Perhaps Mark didn’t know his brother had revealed his secret. “I had something else in mind, actually. He told me—”
“Ah. Did he feed you the excuse he always gives me? About how busy he is? Don’t believe it. The truth is, Ash makes an extremely poor correspondent.”
“Well, of course he does. After all—”
“Don’t you defend him, too. When I was at Eton, for years I used to send him lengthy letters. He’d respond—with a letter written by his secretary. At the end, he’d generally scrawl a few words in his own hand, as a poor pretense of closing. In fact, he had only two or three short phrases he used. They rarely changed. Smite and I used to make a game, guessing which phrase he would slap on to the end. ‘All my love’ was one. ‘Be well’ was another. They don’t mean anything, when they’re offered by rote. No. I have no illusions about my older brother. You…you shouldn’t either.”
No doubt Mark thought he spoke out of kindness, to spare her feelings. But his disclosure had the opposite effect. All her fantasies of impermanence went up in smoke. Mark didn’t know. He didn’t know that Ash couldn’t read, couldn’t write. Her talks with Ash had seemed such harmless flirtation—heated, of course, and filled with pretty words she wanted to believe. She’d been telling herself he whispered sweet nothings all this time.
She couldn’t think it any longer. Ash adored his brother. But it was Margaret he had trusted with his secret. That didn’t smack of a temporary love affair. She had no notion what he intended at all any longer.
Her infatuation had seemed harmless and bright, when it couldn’t last. It was just a little defiance, one that would hurt nobody at the end of the day.
Now her emotions felt too large to fit in her tight skin. This wasn’t supposed to mean anything. Her relationship with Ash was supposed to draw to a close.
“I tell you this because you should know not to do anything irrevocable. I know Ash can be overwhelming,” Mark said conspiratorially. “But—really, there’s no need to be overwhelmed. He’s human, just like the rest of us.”
As he spoke, Margaret realized that Mark couldn’t have known. He’d mentioned to her the other day that Ash had begun to read his book. If he’d had any notion of the truth, he’d have realized how impossible that was. No; until two days ago, Ash had kept his secret entirely to himself. He’d been alone.
Alone, and still determined to reach out to a brother who wanted him to communicate via letter.
“He makes mistakes. He’s fallible.” Mark glanced sideways at her. “I overheard the maids talking about him, and based on their chatter, I wanted to make sure that you understood.”
So the maids were talking about Ash. She knew Mrs. Benedict had threatened dire consequences on any who let slip the truth of Margaret’s identity. But that charade could last only so long. She could feel her sunlit summer drawing to a close, even now.
“It’s easy to forget,” Mark continued. “I do it, too. When I’m in his company, I simply cannot remember anything else. He’s warm and kind. It’s only when he’s absent that it becomes obvious from his conduct that he’s not sparing me another thought. I’m out of sight, and thus out of mind.” He shrugged and glanced back at her. “I barely notice, these days.”

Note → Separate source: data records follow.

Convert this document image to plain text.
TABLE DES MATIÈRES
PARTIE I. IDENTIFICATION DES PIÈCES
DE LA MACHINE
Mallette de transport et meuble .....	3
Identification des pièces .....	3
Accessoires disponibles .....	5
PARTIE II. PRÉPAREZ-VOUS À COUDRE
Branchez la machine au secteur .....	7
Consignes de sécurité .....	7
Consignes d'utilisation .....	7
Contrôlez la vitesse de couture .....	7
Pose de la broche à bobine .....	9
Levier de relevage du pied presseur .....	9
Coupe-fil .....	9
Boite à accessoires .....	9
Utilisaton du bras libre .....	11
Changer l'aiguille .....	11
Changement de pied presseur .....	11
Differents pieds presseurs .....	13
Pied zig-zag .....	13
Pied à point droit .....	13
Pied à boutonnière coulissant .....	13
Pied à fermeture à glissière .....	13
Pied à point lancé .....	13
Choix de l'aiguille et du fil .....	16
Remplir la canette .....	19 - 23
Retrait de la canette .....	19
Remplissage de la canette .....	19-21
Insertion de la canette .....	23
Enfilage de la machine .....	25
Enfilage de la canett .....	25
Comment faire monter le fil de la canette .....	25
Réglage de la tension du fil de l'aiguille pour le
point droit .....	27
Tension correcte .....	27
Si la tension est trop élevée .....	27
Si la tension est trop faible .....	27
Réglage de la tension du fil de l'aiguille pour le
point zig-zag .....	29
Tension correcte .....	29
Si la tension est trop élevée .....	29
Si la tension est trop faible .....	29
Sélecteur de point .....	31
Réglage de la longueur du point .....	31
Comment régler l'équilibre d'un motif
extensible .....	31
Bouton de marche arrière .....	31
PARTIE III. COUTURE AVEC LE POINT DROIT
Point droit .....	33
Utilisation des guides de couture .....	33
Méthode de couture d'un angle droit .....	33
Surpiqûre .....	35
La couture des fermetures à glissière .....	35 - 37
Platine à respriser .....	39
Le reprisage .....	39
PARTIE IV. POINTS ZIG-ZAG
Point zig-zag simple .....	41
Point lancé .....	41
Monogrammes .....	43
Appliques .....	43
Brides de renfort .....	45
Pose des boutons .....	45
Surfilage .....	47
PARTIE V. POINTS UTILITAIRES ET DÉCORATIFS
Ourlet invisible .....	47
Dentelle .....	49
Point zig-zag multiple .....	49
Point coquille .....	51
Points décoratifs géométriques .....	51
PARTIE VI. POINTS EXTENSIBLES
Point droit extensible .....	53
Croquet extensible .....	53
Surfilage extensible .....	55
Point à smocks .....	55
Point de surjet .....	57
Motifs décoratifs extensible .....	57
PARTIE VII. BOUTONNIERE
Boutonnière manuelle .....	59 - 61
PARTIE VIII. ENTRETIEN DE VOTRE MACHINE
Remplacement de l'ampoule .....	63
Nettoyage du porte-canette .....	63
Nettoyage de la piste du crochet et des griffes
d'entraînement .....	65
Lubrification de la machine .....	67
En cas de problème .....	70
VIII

It took Margaret a moment to realize that his last words were a lie. He didn’t even try to hide the unhappy quirk of his lips.
“After all,” he continued, only a trace of bitterness leaching into his voice, “a few scribbled words, in his illegible hand—well, at least he remembers I exist, some of the time. Even if all I get is a half-legible promise of his brotherly affection, attached to someone else’s impersonal reply.”
The truth clutched at Margaret’s throat.